Just another day for the drivers that transport us from here to there. Nothing to do for us passengers but cringe at the chaos and watch the endless parade of sights on the streets of India.

  • A scooter with three rusty propane tanks hanging over the edge of its seat.
  • A makeshift bumper of tire and iron bars on the back of a scooter.
  • Homes made out of airplane fuselages.
  • A women passenger in a green saree, riding side-saddle on the back of a bike talking into her cell phone.
  • On overloaded hay bin toppled onto the highway.
  • A driver standing on the wooden cart holding the reins of his camel while talking into his cell phone.
  • Decorated farm tractors masquerading as a form of transportation.
  • Sun decomposed plastic black bags at the bottom of piles of litter.
  • Two Brahman cows eating garbage at the side of the highway next to a pile of burning trash.
  • A woman in her green scarved outfit carrying a twelve-foot branch in front of a wall that hides a transformer farm from the high tension power lines.
  • Troops of monkeys on the road, on the top of walls, and on the roofs.
  • A white turban, black jacket, purple pantaloons dressed man with a thick white cane walking down the highway.
  • Men sitting around in dirt parking lots on brown plastic chairs passing the day.
  • A triangular white-grey bearded and mustached man with a turban looking every bit like the quintessential guru.
  • Trucks with tassels and hand-painted sides.
  • A man sweeping the dirt off the dirt.
  • Two monkeys humping and preening on the crumbled cement roof of a shanty shop with corrugated steel doors.
  • Green, red, orange, yellow burka wearing women in a line weaving their way through the jam of tooting and honking cars and trucks and motorcycles
  • A frozen semen bank
  • A boy listening to his phone laying in the luggage rack section over the seats of a passing bus.
  • Goats feeding out of a hay bin strategically located in the median of a road.
  • A man taking a bath out of a five-gallon plastic bucket on his front porch.
  • Hanoi towers of tires stacked in front of stores.
  • Women in flower print shawls and silk dresses gardening the plants on the median.
  • People hanging off the back rail of a minibus, sitting on the bumper and in the luggage rack on the roof.
  • A wedding truck full of furniture dowry and movers. Are they part of the dowry? “The good news is you have a new couch. The bad news is that it comes with people already sitting in it.”
  • Bamboo scaffolding for building construction projects.
  • A cow folded in half tied to the back of a jeep.
  • Yellow flowers heroically growing out of the packed dirt on the side of a dusty highway.
  • A self-employed camel pulling its own wooden cart.
  • Tiled cow patties drying in the sun for fuel
  • An elderly lady’s exposed breasts in an outdoor shower by the road
  • Bristle-haired black-grey pigs nosing through their own crap at the side of the road.
  • A monkey sitting on the seat of a parked motorcycle.
  • A camel train on the road bobbing their heads up and down in synchronicity
  • A man in the doorway of his shop ironing cloth with an iron iron.

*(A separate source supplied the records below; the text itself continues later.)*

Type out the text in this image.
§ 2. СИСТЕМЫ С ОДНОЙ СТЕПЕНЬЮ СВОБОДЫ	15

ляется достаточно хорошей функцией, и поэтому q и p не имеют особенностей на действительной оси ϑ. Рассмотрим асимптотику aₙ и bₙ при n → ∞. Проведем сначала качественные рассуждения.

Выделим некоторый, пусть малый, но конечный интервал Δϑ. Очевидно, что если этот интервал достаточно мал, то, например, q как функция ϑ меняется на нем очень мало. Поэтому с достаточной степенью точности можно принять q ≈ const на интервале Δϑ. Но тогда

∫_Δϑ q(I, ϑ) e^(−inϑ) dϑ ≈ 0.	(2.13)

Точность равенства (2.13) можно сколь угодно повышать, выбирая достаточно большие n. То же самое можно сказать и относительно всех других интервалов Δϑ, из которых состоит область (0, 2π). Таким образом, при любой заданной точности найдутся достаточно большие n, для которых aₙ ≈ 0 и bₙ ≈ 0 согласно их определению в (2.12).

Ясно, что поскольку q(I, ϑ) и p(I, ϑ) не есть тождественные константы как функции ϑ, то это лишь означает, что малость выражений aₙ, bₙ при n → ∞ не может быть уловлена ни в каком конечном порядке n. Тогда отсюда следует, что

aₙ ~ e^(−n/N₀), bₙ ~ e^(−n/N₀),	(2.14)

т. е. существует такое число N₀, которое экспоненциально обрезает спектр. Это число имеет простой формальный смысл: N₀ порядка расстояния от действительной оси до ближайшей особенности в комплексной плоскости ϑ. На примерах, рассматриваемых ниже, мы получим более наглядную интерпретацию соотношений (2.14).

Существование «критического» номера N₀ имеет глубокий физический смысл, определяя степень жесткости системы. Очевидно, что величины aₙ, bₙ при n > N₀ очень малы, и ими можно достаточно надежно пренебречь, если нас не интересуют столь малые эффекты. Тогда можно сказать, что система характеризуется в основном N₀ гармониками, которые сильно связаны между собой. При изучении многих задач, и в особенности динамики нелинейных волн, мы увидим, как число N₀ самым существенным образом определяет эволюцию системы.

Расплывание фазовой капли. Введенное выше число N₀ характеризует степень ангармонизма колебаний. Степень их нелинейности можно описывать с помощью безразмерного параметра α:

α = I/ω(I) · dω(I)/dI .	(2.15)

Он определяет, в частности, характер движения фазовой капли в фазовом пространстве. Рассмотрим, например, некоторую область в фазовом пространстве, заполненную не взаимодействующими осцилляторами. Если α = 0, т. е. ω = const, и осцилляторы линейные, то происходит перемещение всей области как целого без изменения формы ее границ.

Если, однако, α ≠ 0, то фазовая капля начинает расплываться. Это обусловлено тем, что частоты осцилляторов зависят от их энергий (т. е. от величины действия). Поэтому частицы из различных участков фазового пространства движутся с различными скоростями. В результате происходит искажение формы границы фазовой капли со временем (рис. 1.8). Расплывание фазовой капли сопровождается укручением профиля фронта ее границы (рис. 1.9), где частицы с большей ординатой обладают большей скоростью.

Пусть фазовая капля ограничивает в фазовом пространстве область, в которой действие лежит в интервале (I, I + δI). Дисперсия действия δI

The smell of India is overwhelming. It’s tempting to keep the window closed. The haze is thick, it makes my eyes burn and throat hurt. Burning garbage rises into the air. The smell of urine passes by. Cooking food and incense lift into the air in a cacophony of smells that even my underpowered nose can smell. The composition of smells is the smell of India.

Always the honking. So often you don’t notice. Buses and motorcycles and cars warning cars and motorcycles and trucks and pedestrians and bike riders and cows. Whether you like it or not, this driver has intent and resolve. Make room. Get out of my way. An impatience of horns? A rudeness of horns?